The Significant Terms aggregation type in elasticsearch allows for a custom script to be run at the bucket-level to score each bucket, through the script
attribute.
Is there a way to access the value of a single-metric sub-aggregation of significant_terms
or are sub-aggregations computed only after buckets scoring, for non-eliminated buckets?
Also, is it possible to sub-aggregate on background set items, rather than sub-set items?
I am trying to compute the Okapi BM25 score of all terms found in a text versus a collection of texts. The complete setup is a little bit more complicated but for the purpose of illustration, I'll simplify it and suppose that two types of documents are stored in the index: words and documents.
Example document:
{
_id: "somecollection/somedocument",
collection: "somecollection",
text: "this is a rather short text for the purpose of illustration"
}
Example word:
{
_id: "somecollection/somedocument:1",
value: "this",
collection: "somecollection",
document: "somecollection/somedocument",
index: 1
}
Let's say I want to score the terms found in somecollection/somedocument.
I can query for words in the document and then aggregate based on their value
attribute:
GET myindex/word/_search
{
query: {
filtered: {
filter: {
term: {
document: "somecollection/somedocument"
}
}
}
},
size: 0,
aggs: {
bm25: {
significant_terms: {
field: "value",
background_filter: {
term: { collection : "somecollection" }
},
script: "???"
}
}
}
}
In the script, for each term, _subset_freq
provides the term frequency in the document (because here ES "documents" = single words), _subset_size
provides the length of the document, _superset_freq
provides the term frequency in the collection and _superset_size
provides the total number of words in the collection.

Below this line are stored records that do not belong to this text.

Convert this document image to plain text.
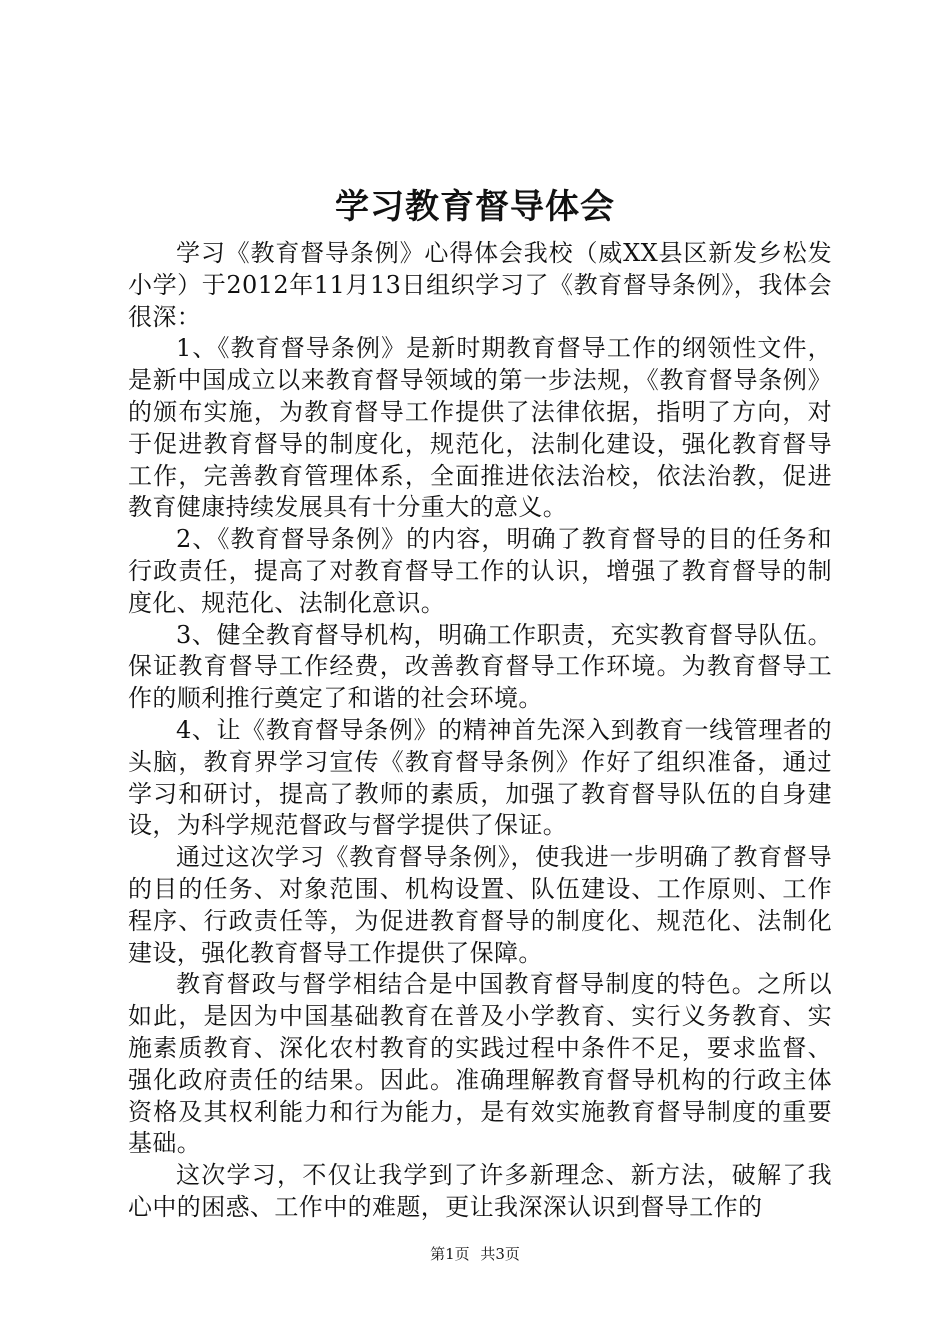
学习教育督导体会

学习《教育督导条例》心得体会我校（威XX县区新发乡松发小学）于2012年11月13日组织学习了《教育督导条例》，我体会很深：

1、《教育督导条例》是新时期教育督导工作的纲领性文件，是新中国成立以来教育督导领域的第一步法规，《教育督导条例》的颁布实施，为教育督导工作提供了法律依据，指明了方向，对于促进教育督导的制度化，规范化，法制化建设，强化教育督导工作，完善教育管理体系，全面推进依法治校，依法治教，促进教育健康持续发展具有十分重大的意义。

2、《教育督导条例》的内容，明确了教育督导的目的任务和行政责任，提高了对教育督导工作的认识，增强了教育督导的制度化、规范化、法制化意识。

3、健全教育督导机构，明确工作职责，充实教育督导队伍。保证教育督导工作经费，改善教育督导工作环境。为教育督导工作的顺利推行奠定了和谐的社会环境。

4、让《教育督导条例》的精神首先深入到教育一线管理者的头脑，教育界学习宣传《教育督导条例》作好了组织准备，通过学习和研讨，提高了教师的素质，加强了教育督导队伍的自身建设，为科学规范督政与督学提供了保证。

通过这次学习《教育督导条例》，使我进一步明确了教育督导的目的任务、对象范围、机构设置、队伍建设、工作原则、工作程序、行政责任等，为促进教育督导的制度化、规范化、法制化建设，强化教育督导工作提供了保障。

教育督政与督学相结合是中国教育督导制度的特色。之所以如此，是因为中国基础教育在普及小学教育、实行义务教育、实施素质教育、深化农村教育的实践过程中条件不足，要求监督、强化政府责任的结果。因此。准确理解教育督导机构的行政主体资格及其权利能力和行为能力，是有效实施教育督导制度的重要基础。

这次学习，不仅让我学到了许多新理念、新方法，破解了我心中的困惑、工作中的难题，更让我深深认识到督导工作的

第1页 共3页
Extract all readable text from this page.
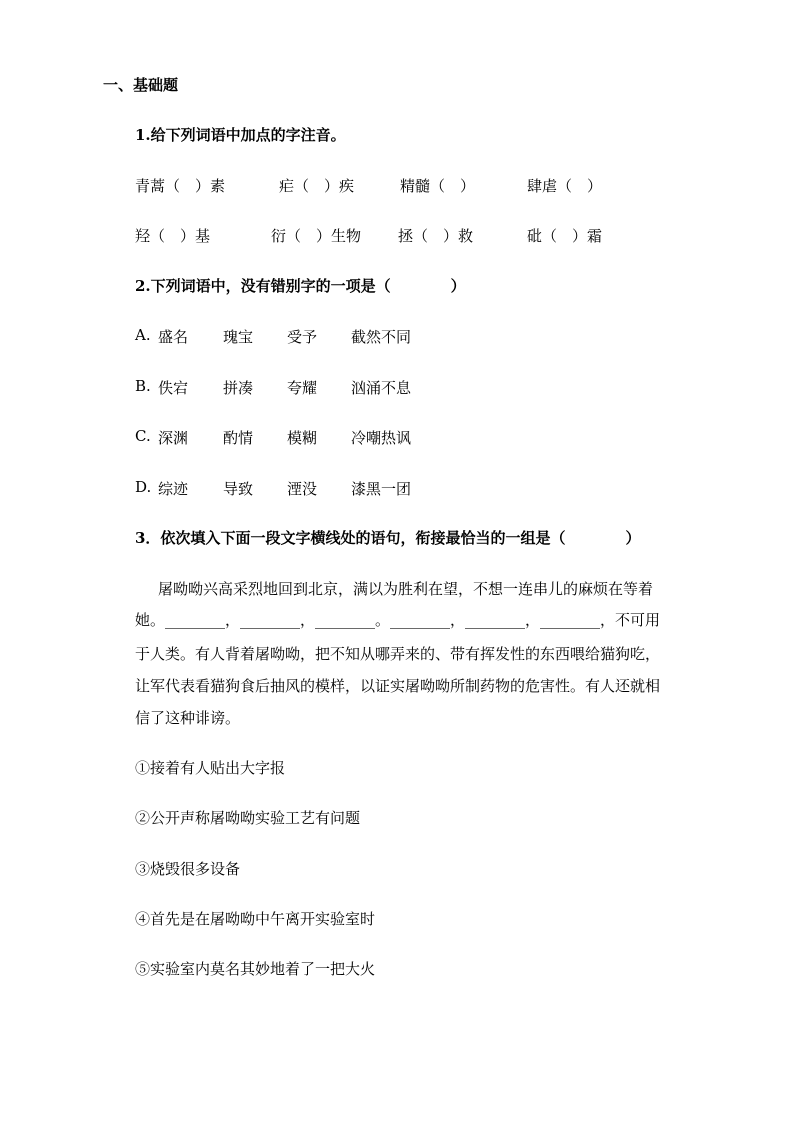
一、基础题
1.给下列词语中加点的字注音。
青蒿（　）素	疟（　）疾	精髓（　）	肆虐（　）
羟（　）基	衍（　）生物 拯（　）救	砒（　）霜
2.下列词语中，没有错别字的一项是（　　　　）
A. 盛名 瑰宝 受予 截然不同
B. 佚宕 拼凑 夸耀 汹涌不息
C. 深渊 酌情 模糊 冷嘲热讽
D. 综迹 导致 湮没 漆黑一团
3．依次填入下面一段文字横线处的语句，衔接最恰当的一组是（　　　　）
屠呦呦兴高采烈地回到北京，满以为胜利在望，不想一连串儿的麻烦在等着
她。________，________，________。________，________，________，不可用
于人类。有人背着屠呦呦，把不知从哪弄来的、带有挥发性的东西喂给猫狗吃，
让军代表看猫狗食后抽风的模样，以证实屠呦呦所制药物的危害性。有人还就相
信了这种诽谤。
①接着有人贴出大字报
②公开声称屠呦呦实验工艺有问题
③烧毁很多设备
④首先是在屠呦呦中午离开实验室时
⑤实验室内莫名其妙地着了一把大火
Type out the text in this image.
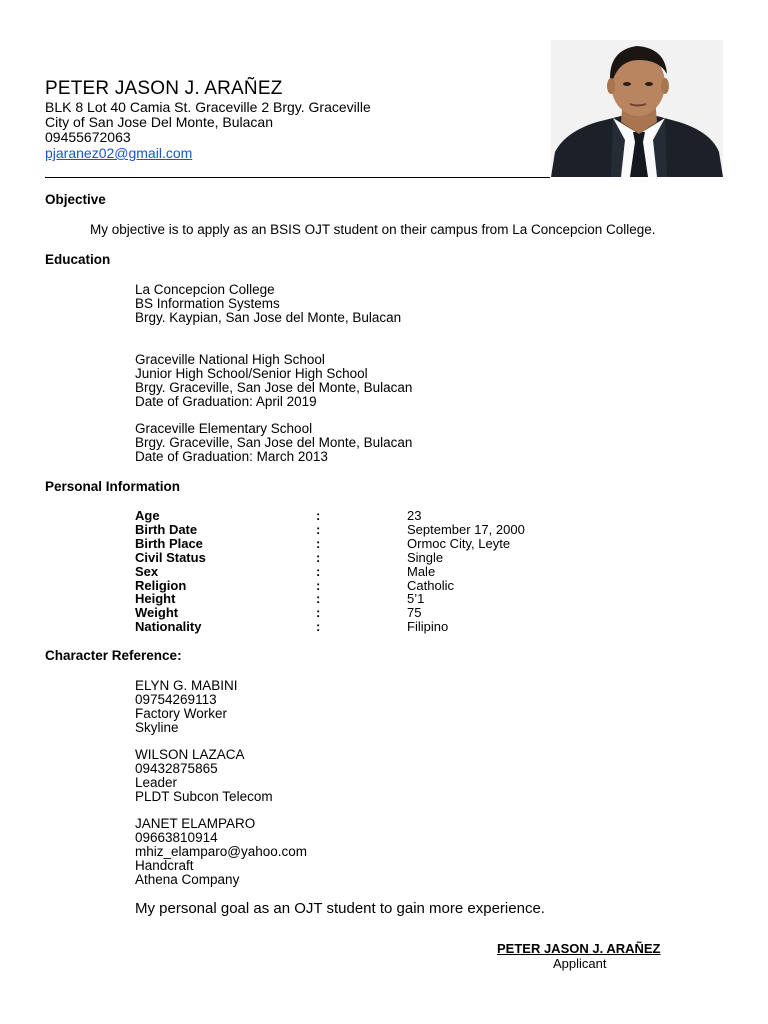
PETER JASON J. ARAÑEZ
BLK 8 Lot 40 Camia St. Graceville 2 Brgy. Graceville
City of San Jose Del Monte, Bulacan
09455672063
pjaranez02@gmail.com
Objective
My objective is to apply as an BSIS OJT student on their campus from La Concepcion College.
Education
La Concepcion College
BS Information Systems
Brgy. Kaypian, San Jose del Monte, Bulacan
Graceville National High School
Junior High School/Senior High School
Brgy. Graceville, San Jose del Monte, Bulacan
Date of Graduation: April 2019
Graceville Elementary School
Brgy. Graceville, San Jose del Monte, Bulacan
Date of Graduation: March 2013
Personal Information
Age	:	23
Birth Date	:	September 17, 2000
Birth Place	:	Ormoc City, Leyte
Civil Status	:	Single
Sex	:	Male
Religion	:	Catholic
Height	:	5’1
Weight	:	75
Nationality	:	Filipino
Character Reference:
ELYN G. MABINI
09754269113
Factory Worker
Skyline
WILSON LAZACA
09432875865
Leader
PLDT Subcon Telecom
JANET ELAMPARO
09663810914
mhiz_elamparo@yahoo.com
Handcraft
Athena Company
My personal goal as an OJT student to gain more experience.
PETER JASON J. ARAÑEZ
Applicant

However, BM25 scoring also requires the number of documents containing the word in the collection (e.g. the cardinality of the document
field for words in the superset matching the bucket).
Another approach is to initially query for documents. Also, let's do it for every documents in the collection at once, because that is what I'm really after:
GET myindex/document/_search
{
query: {
filtered: {
filter: {
term: {
collection: "somecollection"
}
}
}
},
size: 0,
aggs: {
documents: {
terms: {
field: "_id"
},
aggs: {
bm25: {
significant_terms: {
field: "text",
background_filter: {
term: { collection : "somecollection" }
},
script: "???"
}
}
}
}
}
}
Now, _subset_freq
and _subset_size
are both exactly 1, _superset_freq
provides the number of documents in the collection containing the term and _superset_size
provides the total number of documents in the collection. We're missing both the term frequency in the document and the total term frequency in the collection. So querying for documents really doesn't help.
Is there a way to do what I'm trying to do?
The only solution I can see for now is to pre-compute and store some extra statistics with every words, meaning such stats will get out of sync when adding, editing or removing documents. Also, this precludes the possibility of working with dynamic collections, that may be based on a search filter involving more than a single field.